The Tale of Dirk (Not Nowitzki)
Over the last 20 years, I keep coming back to the story of a man named Dirk who lived 550 years ago in the Netherlands.
It was a time of bloody religious tension between Christians in Europe. Dirk, a member of one group of Christians, had been arrested by another group of Christians. His jail was a mansion turned into a low-security prison. It was surrounded by a moat.
It was winter, and the moat was frozen. Dirk made a rope of rags, and he escaped out a window and onto the moat. Since he’d lost weight in prison, the ice held him, and Dirk started to flee.

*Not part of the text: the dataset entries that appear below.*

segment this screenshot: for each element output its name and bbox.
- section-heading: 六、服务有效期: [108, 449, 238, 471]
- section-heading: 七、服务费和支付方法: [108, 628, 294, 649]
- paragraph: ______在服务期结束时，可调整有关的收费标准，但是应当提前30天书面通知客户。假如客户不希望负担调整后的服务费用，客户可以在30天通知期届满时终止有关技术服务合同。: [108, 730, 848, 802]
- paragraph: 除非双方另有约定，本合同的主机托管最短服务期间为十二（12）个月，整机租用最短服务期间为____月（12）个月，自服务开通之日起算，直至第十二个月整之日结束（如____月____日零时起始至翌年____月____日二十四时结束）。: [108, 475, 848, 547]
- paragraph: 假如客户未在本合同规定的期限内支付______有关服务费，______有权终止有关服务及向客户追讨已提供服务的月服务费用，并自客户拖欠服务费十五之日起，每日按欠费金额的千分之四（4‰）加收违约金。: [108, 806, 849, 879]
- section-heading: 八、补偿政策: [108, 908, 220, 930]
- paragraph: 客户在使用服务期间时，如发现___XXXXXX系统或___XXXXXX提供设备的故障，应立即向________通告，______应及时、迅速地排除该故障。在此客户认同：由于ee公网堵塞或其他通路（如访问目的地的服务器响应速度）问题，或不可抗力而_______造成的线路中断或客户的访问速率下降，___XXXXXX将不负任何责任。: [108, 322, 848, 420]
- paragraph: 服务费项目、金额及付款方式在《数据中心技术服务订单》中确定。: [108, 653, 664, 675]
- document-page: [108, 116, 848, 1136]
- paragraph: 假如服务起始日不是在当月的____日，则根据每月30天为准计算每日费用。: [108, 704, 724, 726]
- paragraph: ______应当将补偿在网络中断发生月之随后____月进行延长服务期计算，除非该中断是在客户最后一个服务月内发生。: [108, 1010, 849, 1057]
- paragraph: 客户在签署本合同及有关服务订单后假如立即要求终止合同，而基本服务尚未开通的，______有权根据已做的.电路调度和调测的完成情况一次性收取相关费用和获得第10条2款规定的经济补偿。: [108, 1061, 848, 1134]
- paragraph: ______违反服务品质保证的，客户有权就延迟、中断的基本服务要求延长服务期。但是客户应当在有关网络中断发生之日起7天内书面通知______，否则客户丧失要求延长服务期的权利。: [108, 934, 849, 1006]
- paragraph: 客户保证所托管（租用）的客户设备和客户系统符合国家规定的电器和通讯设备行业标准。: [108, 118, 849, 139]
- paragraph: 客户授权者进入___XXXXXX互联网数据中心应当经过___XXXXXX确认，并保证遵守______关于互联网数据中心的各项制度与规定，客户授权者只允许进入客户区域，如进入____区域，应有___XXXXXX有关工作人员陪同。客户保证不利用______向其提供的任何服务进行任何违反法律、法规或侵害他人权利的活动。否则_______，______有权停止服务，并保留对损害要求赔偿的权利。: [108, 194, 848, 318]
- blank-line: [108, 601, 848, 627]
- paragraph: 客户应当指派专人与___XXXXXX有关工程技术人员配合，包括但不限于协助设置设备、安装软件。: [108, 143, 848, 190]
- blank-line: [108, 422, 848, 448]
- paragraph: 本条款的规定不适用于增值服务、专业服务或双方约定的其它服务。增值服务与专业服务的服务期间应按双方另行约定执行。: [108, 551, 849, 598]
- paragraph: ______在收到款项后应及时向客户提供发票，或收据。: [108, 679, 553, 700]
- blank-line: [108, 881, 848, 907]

But the guards saw him. One of them started after Dirk across the moat, but it cracked. The guard fell into the icy water and started to freeze and drown. Dirk was free.
But Dirk saw the guard. He went back and saved the man. Dirk was re-arrested and never got loose again.

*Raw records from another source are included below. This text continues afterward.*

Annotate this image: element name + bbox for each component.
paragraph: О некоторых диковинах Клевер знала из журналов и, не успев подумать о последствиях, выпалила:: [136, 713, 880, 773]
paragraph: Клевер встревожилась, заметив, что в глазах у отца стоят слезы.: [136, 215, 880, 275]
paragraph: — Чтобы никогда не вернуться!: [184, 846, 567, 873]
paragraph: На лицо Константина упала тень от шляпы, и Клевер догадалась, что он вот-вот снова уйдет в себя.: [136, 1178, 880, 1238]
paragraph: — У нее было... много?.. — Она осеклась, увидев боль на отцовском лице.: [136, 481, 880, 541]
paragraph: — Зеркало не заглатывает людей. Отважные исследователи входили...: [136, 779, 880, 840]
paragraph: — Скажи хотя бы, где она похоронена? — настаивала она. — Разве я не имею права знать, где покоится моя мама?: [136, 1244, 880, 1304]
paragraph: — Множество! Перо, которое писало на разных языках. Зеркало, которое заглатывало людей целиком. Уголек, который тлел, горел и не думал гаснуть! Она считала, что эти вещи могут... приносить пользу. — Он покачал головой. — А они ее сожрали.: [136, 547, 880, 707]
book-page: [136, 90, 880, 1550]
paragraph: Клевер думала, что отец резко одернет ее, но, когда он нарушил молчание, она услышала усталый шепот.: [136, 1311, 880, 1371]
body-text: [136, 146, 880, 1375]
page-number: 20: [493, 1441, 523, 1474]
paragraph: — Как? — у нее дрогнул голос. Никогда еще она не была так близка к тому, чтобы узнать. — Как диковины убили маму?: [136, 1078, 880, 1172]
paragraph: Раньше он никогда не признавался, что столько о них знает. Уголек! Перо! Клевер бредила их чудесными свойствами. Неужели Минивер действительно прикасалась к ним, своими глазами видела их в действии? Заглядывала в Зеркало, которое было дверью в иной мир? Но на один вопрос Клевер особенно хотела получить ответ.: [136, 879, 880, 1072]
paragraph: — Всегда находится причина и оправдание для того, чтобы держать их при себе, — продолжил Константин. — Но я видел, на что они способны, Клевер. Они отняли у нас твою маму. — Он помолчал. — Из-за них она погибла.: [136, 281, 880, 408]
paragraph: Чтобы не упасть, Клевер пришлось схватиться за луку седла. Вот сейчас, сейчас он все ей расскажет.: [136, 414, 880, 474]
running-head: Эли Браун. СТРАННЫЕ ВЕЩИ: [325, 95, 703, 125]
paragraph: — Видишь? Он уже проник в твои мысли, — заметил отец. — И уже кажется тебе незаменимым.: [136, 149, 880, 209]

I think I might’ve kept running.
This story frustrates me. It’s stupid on so many levels. Dirk shouldn’t have been in prison. The guard should’ve died. Dirk deserved to run and to live.
But the story also haunts me in a holy way.
Deep down, Dirk’s heart was so shaped by the compassion of Jesus that he was compelled by Love to love his guard. Dirk’s story is weird like Jesus is weird. You know, the Jesus who in Luke’s gospel calls out from the cross for God to forgive his crucifiers.
Courageous is connected to cor, the Latin word for heart. So, being courageous is living out what’s deep within our heart, even in the face of disapproval or danger.
I think I’m haunted by Dirk because the courage in his heart was Christ, and I want that too.